The RSM US Middle Market Business Index (MMBI), presented by RSM US LLP in partnership with the U.S. Chamber of Commerce, experienced a significant drop in the second quarter, falling to 124.5 from 143.2 on a seasonally adjusted basis. This 18.7-point decrease marks the second-largest quarterly decline in the survey's 10-year history, as businesses grapple with rising costs and uncertainty surrounding trade tariffs.

Why it matters: This sharp downturn in sentiment among middle market firms, which are crucial to the U.S. economy, signals a potential economic pullback. Executives are responding by slowing down capital expenditures and hiring plans, raising concerns about near-term growth prospects.

The big picture: The survey results reflect growing anxieties about the impact of ongoing trade disputes on the cost of doing business. Less than half of the executives surveyed reported improvements in the economy, gross revenues or net earnings, with 44% stating the economy had worsened. This sentiment aligns with calls from organizations like the U.S. Chamber of Commerce for tariff relief to mitigate harm to businesses.

By the numbers:

  • MMBI: Dropped by 18.7 points to 124.5 in Q2 2025.
  • Capital Expenditures: 20% of executives reported lower CapEx; only 43% plan increases, down from 69% in Q1.
  • Hiring: 44% reported increased hiring, down from 50% in Q1.
  • Revenues & Earnings: 24% reported reduced gross revenues, and 26% reported lower net earnings.
  • Input Costs: 77% of respondents experienced an increase in prices paid for inputs.
  • Price Increases: 57% of firms raised prices in Q2; 63% intend to do so in the next six months.
What they're saying: "While the topline reading is well above 110 – which is the dividing line between economic expansion and economic contraction – internal components of the survey point to potentially large declines in new orders and an aversion to risk that have not been observed in the survey since the pandemic in 2020,” said Joe Brusuelas, chief economist with RSM US LLP. He added that sub-indices suggest middle market firms might "barely avoid a recession through midyear.”

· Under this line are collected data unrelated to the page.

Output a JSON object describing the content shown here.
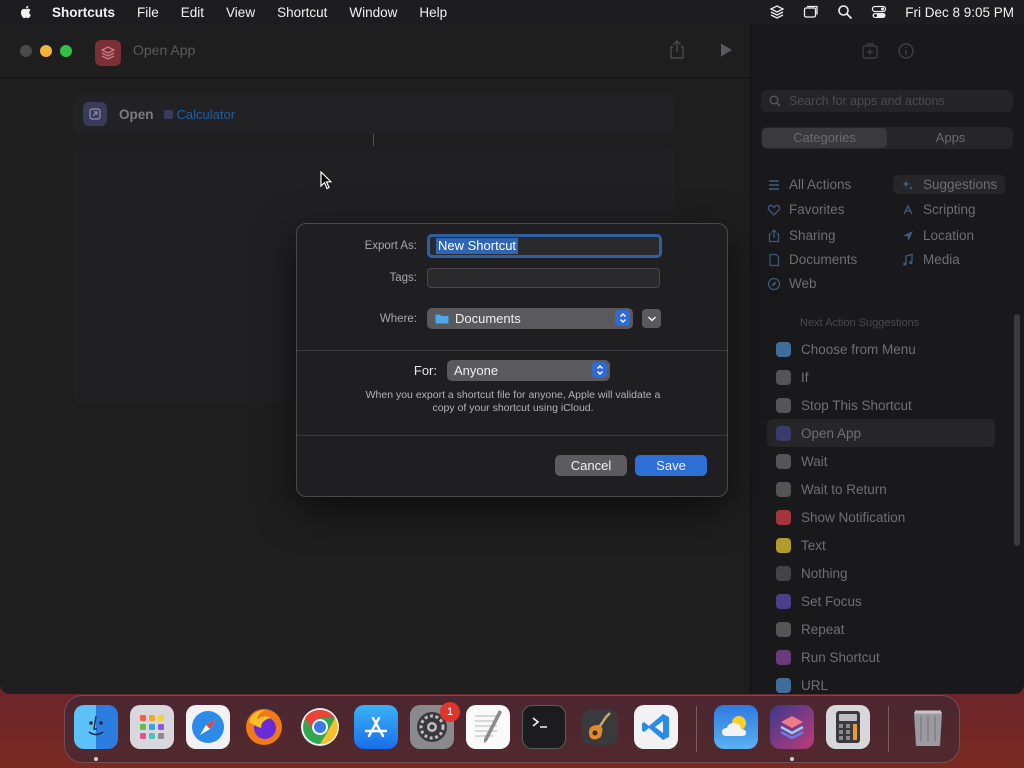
{
  "menubar": {
    "app_name": "Shortcuts",
    "menus": [
      "File",
      "Edit",
      "View",
      "Shortcut",
      "Window",
      "Help"
    ],
    "datetime": "Fri Dec 8  9:05 PM"
  },
  "window": {
    "title": "Open App"
  },
  "editor": {
    "action_verb": "Open",
    "action_app": "Calculator"
  },
  "panel": {
    "search_placeholder": "Search for apps and actions",
    "segments": [
      "Categories",
      "Apps"
    ],
    "categories_left": [
      "All Actions",
      "Favorites",
      "Sharing",
      "Documents",
      "Web"
    ],
    "categories_right": [
      "Suggestions",
      "Scripting",
      "Location",
      "Media"
    ],
    "next_suggestions_label": "Next Action Suggestions",
    "suggestions": [
      {
        "label": "Choose from Menu",
        "color": "#3f6e9a"
      },
      {
        "label": "If",
        "color": "#555558"
      },
      {
        "label": "Stop This Shortcut",
        "color": "#555558"
      },
      {
        "label": "Open App",
        "color": "#3a3b6a"
      },
      {
        "label": "Wait",
        "color": "#555558"
      },
      {
        "label": "Wait to Return",
        "color": "#555558"
      },
      {
        "label": "Show Notification",
        "color": "#a3363a"
      },
      {
        "label": "Text",
        "color": "#b39a2e"
      },
      {
        "label": "Nothing",
        "color": "#444446"
      },
      {
        "label": "Set Focus",
        "color": "#4b3f8a"
      },
      {
        "label": "Repeat",
        "color": "#555558"
      },
      {
        "label": "Run Shortcut",
        "color": "#6a3a7a"
      },
      {
        "label": "URL",
        "color": "#3f6e9a"
      }
    ]
  },
  "dialog": {
    "export_label": "Export As:",
    "export_value": "New Shortcut",
    "tags_label": "Tags:",
    "tags_value": "",
    "where_label": "Where:",
    "where_value": "Documents",
    "for_label": "For:",
    "for_value": "Anyone",
    "note": "When you export a shortcut file for anyone, Apple will validate a copy of your shortcut using iCloud.",
    "cancel": "Cancel",
    "save": "Save"
  },
  "dock": {
    "settings_badge": "1",
    "apps": [
      "finder-icon",
      "launchpad-icon",
      "safari-icon",
      "firefox-icon",
      "chrome-icon",
      "app-store-icon",
      "system-settings-icon",
      "textedit-icon",
      "terminal-icon",
      "garageband-icon",
      "vscode-icon",
      "weather-icon",
      "shortcuts-icon",
      "calculator-icon",
      "trash-icon"
    ]
  },
  "colors": {
    "accent": "#2e6fd6",
    "window_bg": "#1e1e1e",
    "panel_bg": "#19191b"
  }
}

“The data reiterates what we have heard in recent weeks from a historic number of small and medium-sized businesses: higher costs and interrupted supply chains will cause irreparable harm,” said Neil Bradley, executive vice president and chief policy officer at the U.S. Chamber of Commerce.

Zoom in: The survey indicates a significant shift in business operations and outlook.

  • Only 43% of executives reported plans to increase capital outlays in Q2, a steep drop from 69% in Q1.
  • Hiring plans have also cooled, with 44% increasing staff compared to 50% previously. Support for recruitment through higher compensation also fell from 57% to 45%.
  • Faced with an effective tariff rate now at 17.8% (more than seven times higher than pre-tariff levels), businesses are adjusting pricing and inventory strategies.
  • The number of executives reporting an increase in borrowing fell to 28% from 40% in the previous quarter, suggesting tighter financial conditions or reduced appetite for debt.
  • Inventory levels saw 43% of firms increasing stock in Q2, but only 42% plan to do so in the next six months, reflecting uncertainty.
What to watch: The coming months will be critical in observing whether these trends solidify into a broader economic slowdown for the middle market. Continued inflationary pressures from tariffs and supply chain issues could further dampen investment and hiring. Policy decisions regarding trade and tariffs will likely play a significant role in shaping business sentiment and activity. The survey data was gathered from 412 respondents at middle market firms in the United States from April 7 to April 29, 2025.